If a response makes sense to someone not deeply familiar with the subject or a technical aspect, it’s because:

  • Technical detail is presented in language accessible to non-technical readers. This is important when responses might be read by secondary assessors not as familiar with the particular discipline. It’s always safer not to assume someone experienced in one specialism understands others in as much detail.
  • The response provides the level of technical detail required to answer the question, not excessive material demonstrating knowledge but adding little value or, worse, burying what matters most
  • Graphics are presented as great information designed to clarify how processes work and how activities interact to achieve benefits for the procuring client and stakeholders

The definition of civil engineering making the rounds in my student days was:

“…the art of directing the great sources of power in nature for the use and convenience of man… “

Thankfully, the world has progressed to more inclusive messaging, but I love the part about ‘directing the great sources of power’. In bidding, we direct the great sources of team power to navigate the bid process and craft proposals that make an impact.

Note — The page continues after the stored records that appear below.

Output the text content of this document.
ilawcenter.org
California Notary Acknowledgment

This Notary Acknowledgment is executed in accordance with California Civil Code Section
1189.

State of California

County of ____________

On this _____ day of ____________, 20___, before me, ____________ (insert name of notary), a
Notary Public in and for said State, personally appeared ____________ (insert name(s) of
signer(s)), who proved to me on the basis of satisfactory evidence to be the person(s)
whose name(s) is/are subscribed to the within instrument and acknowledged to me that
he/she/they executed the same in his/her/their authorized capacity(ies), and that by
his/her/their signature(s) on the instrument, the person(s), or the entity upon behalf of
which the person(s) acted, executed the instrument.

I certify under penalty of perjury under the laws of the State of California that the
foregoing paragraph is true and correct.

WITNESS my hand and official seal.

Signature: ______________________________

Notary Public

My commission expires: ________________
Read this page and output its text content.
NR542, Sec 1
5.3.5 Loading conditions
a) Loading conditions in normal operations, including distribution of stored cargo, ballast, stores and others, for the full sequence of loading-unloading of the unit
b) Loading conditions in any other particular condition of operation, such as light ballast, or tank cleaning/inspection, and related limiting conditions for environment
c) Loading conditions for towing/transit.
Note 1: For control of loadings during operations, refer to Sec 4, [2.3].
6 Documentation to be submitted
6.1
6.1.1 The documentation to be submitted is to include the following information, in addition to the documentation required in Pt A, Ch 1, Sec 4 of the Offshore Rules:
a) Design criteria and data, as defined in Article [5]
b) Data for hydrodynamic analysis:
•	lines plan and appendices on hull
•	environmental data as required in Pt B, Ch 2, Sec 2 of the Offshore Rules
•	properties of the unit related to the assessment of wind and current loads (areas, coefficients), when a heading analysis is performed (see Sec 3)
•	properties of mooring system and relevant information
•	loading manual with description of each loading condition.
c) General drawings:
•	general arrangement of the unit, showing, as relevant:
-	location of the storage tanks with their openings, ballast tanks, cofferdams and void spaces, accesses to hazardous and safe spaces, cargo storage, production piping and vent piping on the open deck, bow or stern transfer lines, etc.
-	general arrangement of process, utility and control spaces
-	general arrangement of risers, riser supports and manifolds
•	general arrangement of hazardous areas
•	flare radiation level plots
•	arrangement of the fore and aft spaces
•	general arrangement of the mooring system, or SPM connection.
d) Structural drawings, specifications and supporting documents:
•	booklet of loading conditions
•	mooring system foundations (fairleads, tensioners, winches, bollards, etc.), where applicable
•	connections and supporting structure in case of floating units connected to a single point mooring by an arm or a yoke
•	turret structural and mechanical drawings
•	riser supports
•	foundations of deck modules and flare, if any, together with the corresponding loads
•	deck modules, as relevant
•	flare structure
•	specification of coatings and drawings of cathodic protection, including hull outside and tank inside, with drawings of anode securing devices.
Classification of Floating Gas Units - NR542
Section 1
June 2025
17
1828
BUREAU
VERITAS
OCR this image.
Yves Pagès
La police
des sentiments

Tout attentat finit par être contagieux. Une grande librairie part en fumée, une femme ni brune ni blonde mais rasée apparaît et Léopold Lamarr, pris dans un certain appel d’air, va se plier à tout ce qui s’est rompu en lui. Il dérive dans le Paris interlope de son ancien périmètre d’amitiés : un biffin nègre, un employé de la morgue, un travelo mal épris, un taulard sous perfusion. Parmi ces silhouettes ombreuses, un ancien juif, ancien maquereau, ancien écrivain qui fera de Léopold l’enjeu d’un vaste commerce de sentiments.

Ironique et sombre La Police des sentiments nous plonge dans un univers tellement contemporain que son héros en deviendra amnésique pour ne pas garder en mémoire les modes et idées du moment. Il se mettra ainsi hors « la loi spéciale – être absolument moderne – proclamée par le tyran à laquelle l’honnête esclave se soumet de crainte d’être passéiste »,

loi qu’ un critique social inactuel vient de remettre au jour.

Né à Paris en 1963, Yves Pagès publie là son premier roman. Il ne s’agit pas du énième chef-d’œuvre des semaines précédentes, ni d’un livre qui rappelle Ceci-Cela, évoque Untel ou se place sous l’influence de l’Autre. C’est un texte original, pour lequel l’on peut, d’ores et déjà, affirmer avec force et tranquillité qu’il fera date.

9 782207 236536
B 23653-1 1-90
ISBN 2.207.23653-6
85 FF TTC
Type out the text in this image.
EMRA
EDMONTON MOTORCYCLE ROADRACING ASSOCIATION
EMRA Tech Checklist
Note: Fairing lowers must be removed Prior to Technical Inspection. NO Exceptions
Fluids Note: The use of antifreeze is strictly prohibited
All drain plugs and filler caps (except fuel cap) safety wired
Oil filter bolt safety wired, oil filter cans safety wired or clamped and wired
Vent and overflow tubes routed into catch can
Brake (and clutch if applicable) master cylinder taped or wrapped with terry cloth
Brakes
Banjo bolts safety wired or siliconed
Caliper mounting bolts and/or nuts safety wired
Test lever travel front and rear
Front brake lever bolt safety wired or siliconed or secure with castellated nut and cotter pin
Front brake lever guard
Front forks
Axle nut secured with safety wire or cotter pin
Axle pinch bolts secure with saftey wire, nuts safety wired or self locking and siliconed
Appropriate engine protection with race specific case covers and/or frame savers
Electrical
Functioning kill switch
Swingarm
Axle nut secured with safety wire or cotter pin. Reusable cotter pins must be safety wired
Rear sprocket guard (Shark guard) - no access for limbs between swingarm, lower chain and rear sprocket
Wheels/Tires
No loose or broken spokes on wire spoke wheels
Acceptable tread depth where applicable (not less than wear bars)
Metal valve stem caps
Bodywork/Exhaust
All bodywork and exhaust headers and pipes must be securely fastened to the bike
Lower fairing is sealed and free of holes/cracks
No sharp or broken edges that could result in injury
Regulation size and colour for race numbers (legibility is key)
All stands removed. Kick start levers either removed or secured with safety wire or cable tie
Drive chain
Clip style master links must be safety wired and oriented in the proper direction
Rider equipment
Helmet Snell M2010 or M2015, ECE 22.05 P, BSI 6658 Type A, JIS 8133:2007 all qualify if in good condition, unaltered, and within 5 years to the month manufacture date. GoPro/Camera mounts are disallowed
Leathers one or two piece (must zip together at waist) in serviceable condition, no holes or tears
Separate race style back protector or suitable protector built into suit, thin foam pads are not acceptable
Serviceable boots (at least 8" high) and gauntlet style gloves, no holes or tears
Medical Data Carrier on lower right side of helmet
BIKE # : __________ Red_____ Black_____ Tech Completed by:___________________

Whether or not we join a bid with immediately relevant experience, we must keep learning from each other, asking questions to make sure we haven’t missed a trick, and, crucially, enjoy and embrace what we do.


* EPB TBMs – Earth pressure balance tunnel boring machines; FATs – Factory acceptance tests; ITPs – Inspection and test plans; DMRB – Design Manual for Roads and Bridges; D3M – A dual carriageway with three lanes each way and hard shoulders, built as a motorway formation (but a non-motorway road could also be built this way, just to keep things interesting); UTX: Under-track crossing in railways

This article was written by Holger Garden .

Holger is a bid manager and writer, and a personal/ team performance coach. He spends most of his time supporting construction clients bidding for civil infrastructure and building projects, but his transferable skills have led to his work in the medical, charity and security arenas also.

He works with businesses of all sizes to help them win more work.